You all know the feeling, you get caught up in a moment when you see, smell, touch or think of your brother or sister you lost. For me it is pictures. I get caught staring at this picture of my brother and I think, “Why do I have a picture of my brother up?” Then it hits me, why I have his picture up, I have it up because he is gone and his picture is a minute way for me to make him feel alive. I usually start to get pangs deep in my soul that make you want to vomit or go so far away mentally to a place where you can live in denial and not believe what happened. You sit there and say to yourself, “This really did not happen did it?” I catch myself saying that like a broken record in my head.
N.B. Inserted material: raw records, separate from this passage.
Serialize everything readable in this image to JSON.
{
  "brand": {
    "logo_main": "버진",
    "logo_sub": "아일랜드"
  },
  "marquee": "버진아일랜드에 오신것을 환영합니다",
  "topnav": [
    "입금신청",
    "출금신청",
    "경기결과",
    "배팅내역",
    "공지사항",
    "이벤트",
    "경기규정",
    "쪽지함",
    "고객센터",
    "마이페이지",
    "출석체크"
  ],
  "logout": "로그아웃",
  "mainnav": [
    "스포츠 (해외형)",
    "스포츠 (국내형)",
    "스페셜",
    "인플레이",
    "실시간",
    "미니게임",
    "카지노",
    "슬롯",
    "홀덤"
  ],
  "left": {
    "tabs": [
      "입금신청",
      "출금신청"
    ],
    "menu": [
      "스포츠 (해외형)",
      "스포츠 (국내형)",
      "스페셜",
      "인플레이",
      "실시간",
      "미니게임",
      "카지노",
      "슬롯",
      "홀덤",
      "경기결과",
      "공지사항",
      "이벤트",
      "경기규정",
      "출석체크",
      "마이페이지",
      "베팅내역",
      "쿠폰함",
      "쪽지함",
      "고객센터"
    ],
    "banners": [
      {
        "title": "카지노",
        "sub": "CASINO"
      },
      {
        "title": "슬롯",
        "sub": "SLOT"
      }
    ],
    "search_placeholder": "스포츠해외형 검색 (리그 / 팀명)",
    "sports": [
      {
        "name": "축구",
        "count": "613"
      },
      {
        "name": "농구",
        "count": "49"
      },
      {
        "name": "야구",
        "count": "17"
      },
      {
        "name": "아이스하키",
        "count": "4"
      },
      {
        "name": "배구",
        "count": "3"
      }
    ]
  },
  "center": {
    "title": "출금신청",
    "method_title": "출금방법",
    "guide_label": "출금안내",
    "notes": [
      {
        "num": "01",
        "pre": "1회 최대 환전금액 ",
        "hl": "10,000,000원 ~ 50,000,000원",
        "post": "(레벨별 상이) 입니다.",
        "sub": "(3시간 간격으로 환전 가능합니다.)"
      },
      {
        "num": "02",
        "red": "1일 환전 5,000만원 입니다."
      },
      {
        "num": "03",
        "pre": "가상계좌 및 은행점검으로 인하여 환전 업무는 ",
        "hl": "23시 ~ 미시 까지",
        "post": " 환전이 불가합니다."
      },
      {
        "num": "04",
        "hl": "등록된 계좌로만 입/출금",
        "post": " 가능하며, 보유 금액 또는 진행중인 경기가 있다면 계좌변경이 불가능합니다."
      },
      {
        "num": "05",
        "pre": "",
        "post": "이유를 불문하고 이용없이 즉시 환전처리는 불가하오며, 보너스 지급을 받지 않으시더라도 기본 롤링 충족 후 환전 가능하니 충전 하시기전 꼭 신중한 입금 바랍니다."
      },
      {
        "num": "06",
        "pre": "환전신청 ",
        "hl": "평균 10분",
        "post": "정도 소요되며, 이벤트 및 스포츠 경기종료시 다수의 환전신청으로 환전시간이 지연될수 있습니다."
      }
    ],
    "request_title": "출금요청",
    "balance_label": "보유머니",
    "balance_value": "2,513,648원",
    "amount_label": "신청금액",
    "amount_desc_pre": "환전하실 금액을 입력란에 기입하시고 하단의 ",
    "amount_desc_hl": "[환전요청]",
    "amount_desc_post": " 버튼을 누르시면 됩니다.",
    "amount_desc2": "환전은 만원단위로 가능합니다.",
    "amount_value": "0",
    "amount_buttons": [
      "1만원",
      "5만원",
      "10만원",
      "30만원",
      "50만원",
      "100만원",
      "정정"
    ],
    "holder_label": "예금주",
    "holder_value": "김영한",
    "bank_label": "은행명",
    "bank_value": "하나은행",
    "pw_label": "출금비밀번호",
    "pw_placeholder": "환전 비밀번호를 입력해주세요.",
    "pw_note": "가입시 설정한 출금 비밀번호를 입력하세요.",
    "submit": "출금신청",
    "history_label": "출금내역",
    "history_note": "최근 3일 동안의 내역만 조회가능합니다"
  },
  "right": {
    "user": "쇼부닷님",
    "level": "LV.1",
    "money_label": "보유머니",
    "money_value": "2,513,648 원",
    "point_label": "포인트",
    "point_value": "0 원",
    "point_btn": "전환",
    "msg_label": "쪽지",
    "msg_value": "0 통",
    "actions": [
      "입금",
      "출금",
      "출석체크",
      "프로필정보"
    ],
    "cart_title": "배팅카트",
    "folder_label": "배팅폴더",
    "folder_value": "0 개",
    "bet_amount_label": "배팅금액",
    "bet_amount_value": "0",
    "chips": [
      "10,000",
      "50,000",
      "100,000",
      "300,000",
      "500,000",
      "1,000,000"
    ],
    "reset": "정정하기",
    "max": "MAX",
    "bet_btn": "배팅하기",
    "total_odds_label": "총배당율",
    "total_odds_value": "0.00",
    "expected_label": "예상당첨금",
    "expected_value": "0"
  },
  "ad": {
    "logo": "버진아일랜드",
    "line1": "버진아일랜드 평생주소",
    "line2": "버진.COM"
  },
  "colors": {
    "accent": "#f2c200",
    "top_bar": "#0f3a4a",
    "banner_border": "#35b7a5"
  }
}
These feelings will never go away I assume. The ongoing painful grieving proces…..
Tags: Deep Pain
I have a picture of my brother on my dresser and I can see it from any angle in the room. I found this frame and is silver with a red heart and inside the heart it says “Free Spirit”. I light a candle from time to time in remembrance. I even kiss the picture. Still after 9 years, I am still grieving my brother, Denny’s death. Sometimes I think he will knock on the door and tell me it was a mistake. I go to a special place in my mind and I can see him and talk to him and even feel him beside me. Am I crazy? Think not….lose is a hard thing to deal with. Keep hanging on and hang on to your loved one. Maybe that’s all we can do.
Take Care,
Lynn
Pictures of Bry are everwhere in our house. To the point where someone may think I am crazy, but I do not care. I like to see his face all around me. I like that idea of lighting a candle, I must try that soon.
My apartment currently looks like a shrine for my brother. I honestly feel bad for my roommate sometimes because it wasn’t his brother, those aren’t his pictures, but they are in his space… I do have a few candles from the vigil we held last month for Steve’s “would be” 25 birthday and I really take pleasure in lighting them and saying a prayer. It creates a very peaceful, serene feeling. This may be a little too much, but on the nights that I am more emotional than the usual cry, I wear his sweats and t-shirts to bed. They still smell like him and that is more calming to me than the pictures and candles. I bought a chest for the end of my bed that holds all of his stuff that I would like to keep tucked away. It is comforting to be able to know that at any point in time I can open up the chest, and take a trip down memory lane.
You are not crazy. To me you are normal. Thanks for sharing your feelings.